O casal John e Sunday Reed – ele era advogado e ela uma patrona das artes –, em 1935, adquire uma velha fazenda em ruínas nas planícies do rio Yarra, logo reformada e batizada como Heide, espécie de homenagem à Escola de Heidelberg de artistas relevantes na Melbourne de finais do século XIX. O casal abriu as portas para um grande centro boêmio e artístico, compartilhado por escritores e artistas que para ali afluíram movidos pelo cultivo de uma educação ante-burguesa e influenciados por ideias anarquistas. Dentre eles se encontravam Arthur Boyd, Albert Tucker, John Perceval, Sidney Nolan e Danila Vassilieff, este último de origem russa, pintor e escultor cuja obra rompia com os estudos preparatórios clássicos ao ser criada em seu cavalete instalado pelas ruas expressando a vitalidade urbana em seu fluxo natural.

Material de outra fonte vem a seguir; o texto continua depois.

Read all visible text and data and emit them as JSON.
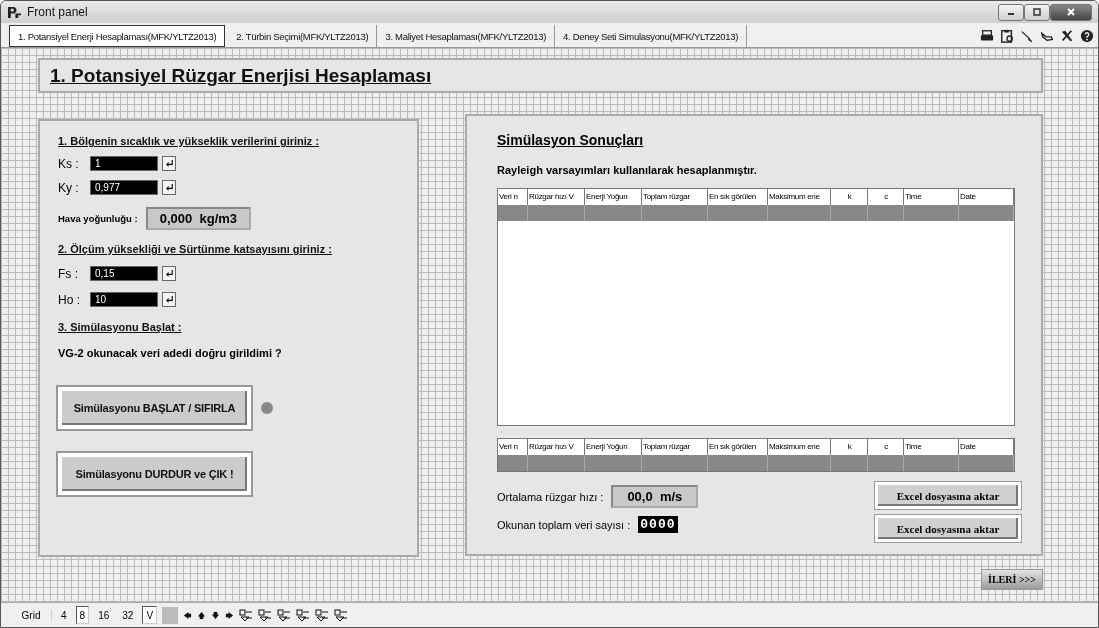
{
  "window": {
    "title": "Front panel"
  },
  "tabs": [
    {
      "label": "1. Potansiyel Enerji Hesaplaması(MFK/YLTZ2013)",
      "selected": true
    },
    {
      "label": "2. Türbin Seçimi(MFK/YLTZ2013)",
      "selected": false
    },
    {
      "label": "3. Maliyet Hesaplaması(MFK/YLTZ2013)",
      "selected": false
    },
    {
      "label": "4. Deney Seti Simulasyonu(MFK/YLTZ2013)",
      "selected": false
    }
  ],
  "page_title": "1. Potansiyel Rüzgar Enerjisi Hesaplaması",
  "inputs_panel": {
    "section_1": "1. Bölgenin sıcaklık ve yükseklik verilerini giriniz :",
    "fields_1": [
      {
        "label": "Ks :",
        "value": "1"
      },
      {
        "label": "Ky :",
        "value": "0,977"
      }
    ],
    "air_density": {
      "label": "Hava yoğunluğu :",
      "value": "0,000  kg/m3"
    },
    "section_2": "2. Ölçüm yüksekliği ve Sürtünme katsayısını giriniz :",
    "fields_2": [
      {
        "label": "Fs :",
        "value": "0,15"
      },
      {
        "label": "Ho :",
        "value": "10"
      }
    ],
    "section_3": "3. Simülasyonu Başlat :",
    "question": "VG-2 okunacak veri adedi doğru girildimi ?",
    "start_button": "Simülasyonu BAŞLAT / SIFIRLA",
    "led_on": false,
    "stop_button": "Simülasyonu DURDUR ve ÇIK !"
  },
  "results_panel": {
    "title": "Simülasyon Sonuçları",
    "subtitle": "Rayleigh varsayımları kullanılarak hesaplanmıştır.",
    "tables": [
      {
        "columns": [
          "Veri n",
          "Rüzgar hızı V",
          "Enerji Yoğun",
          "Toplam rüzgar",
          "En sık görülen",
          "Maksimum ene",
          "k",
          "c",
          "Time",
          "Date"
        ]
      },
      {
        "columns": [
          "Veri n",
          "Rüzgar hızı V",
          "Enerji Yoğun",
          "Toplam rüzgar",
          "En sık görülen",
          "Maksimum ene",
          "k",
          "c",
          "Time",
          "Date"
        ]
      }
    ],
    "mean_speed": {
      "label": "Ortalama rüzgar hızı :",
      "value": "00,0  m/s"
    },
    "count": {
      "label": "Okunan toplam veri sayısı :",
      "value": "0000"
    },
    "export_buttons": [
      "Excel dosyasına aktar",
      "Excel dosyasına aktar"
    ]
  },
  "next_button": "İLERİ >>>",
  "grid_bar": {
    "label": "Grid",
    "options": [
      {
        "label": "4",
        "selected": false
      },
      {
        "label": "8",
        "selected": true
      },
      {
        "label": "16",
        "selected": false
      },
      {
        "label": "32",
        "selected": false
      },
      {
        "label": "V",
        "selected": true
      }
    ]
  }
}
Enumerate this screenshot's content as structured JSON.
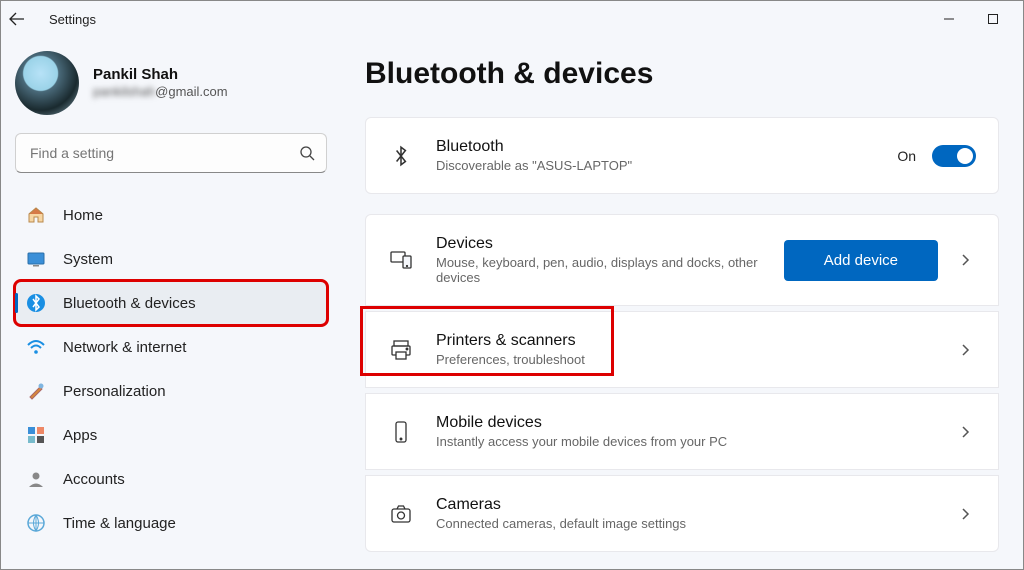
{
  "window": {
    "title": "Settings"
  },
  "profile": {
    "name": "Pankil Shah",
    "email_hidden": "pankilshah",
    "email_domain": "@gmail.com"
  },
  "search": {
    "placeholder": "Find a setting"
  },
  "sidebar": {
    "items": [
      {
        "label": "Home"
      },
      {
        "label": "System"
      },
      {
        "label": "Bluetooth & devices"
      },
      {
        "label": "Network & internet"
      },
      {
        "label": "Personalization"
      },
      {
        "label": "Apps"
      },
      {
        "label": "Accounts"
      },
      {
        "label": "Time & language"
      }
    ]
  },
  "page": {
    "title": "Bluetooth & devices"
  },
  "bluetooth": {
    "title": "Bluetooth",
    "sub": "Discoverable as \"ASUS-LAPTOP\"",
    "toggle_label": "On"
  },
  "devices": {
    "title": "Devices",
    "sub": "Mouse, keyboard, pen, audio, displays and docks, other devices",
    "add_button": "Add device"
  },
  "printers": {
    "title": "Printers & scanners",
    "sub": "Preferences, troubleshoot"
  },
  "mobile": {
    "title": "Mobile devices",
    "sub": "Instantly access your mobile devices from your PC"
  },
  "cameras": {
    "title": "Cameras",
    "sub": "Connected cameras, default image settings"
  }
}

Ao Círculo Heide – como aquele momento ficou conhecido – logo se integrariam músicos e outros artistas, dentre eles a única mulher a compartilhar as ideias do grupo, Joy Hester (1920-1960), uma das mais irreverentes criadoras australianas, em especial graças a seus retratos psicológicos expressos em um estilo ousado e provocativo, abordando temas como sexo e morte. Hester alcançou um equilíbrio entre a simplicidade do traço e a complexidade sutil de seu testemunho. Ela mesma diria, em 1947: Tenho pensado muito ultimamente em quantos mundos existem em espaços muito pequenos e como cada pessoa é realmente um mundo para si mesma, desconectado de qualquer pessoa ou coisa. Hester explorava a sexualidade feminina com uma intensidade visual que nos leva a viajar pela emoção corporal em sua mais íntima vertente física, com forte influência do expressionismo e do surrealismo, porém com um acento singular que a qualificava como uma das mais altas representantes da vanguarda em seu país. Igual intensidade, que chegava a requintados traços perturbadores, encontramos em seus poemas, que ela em muitos momentos os apresentava ao lado dos desenhos, como uma cumplicidade impressionante e sensual.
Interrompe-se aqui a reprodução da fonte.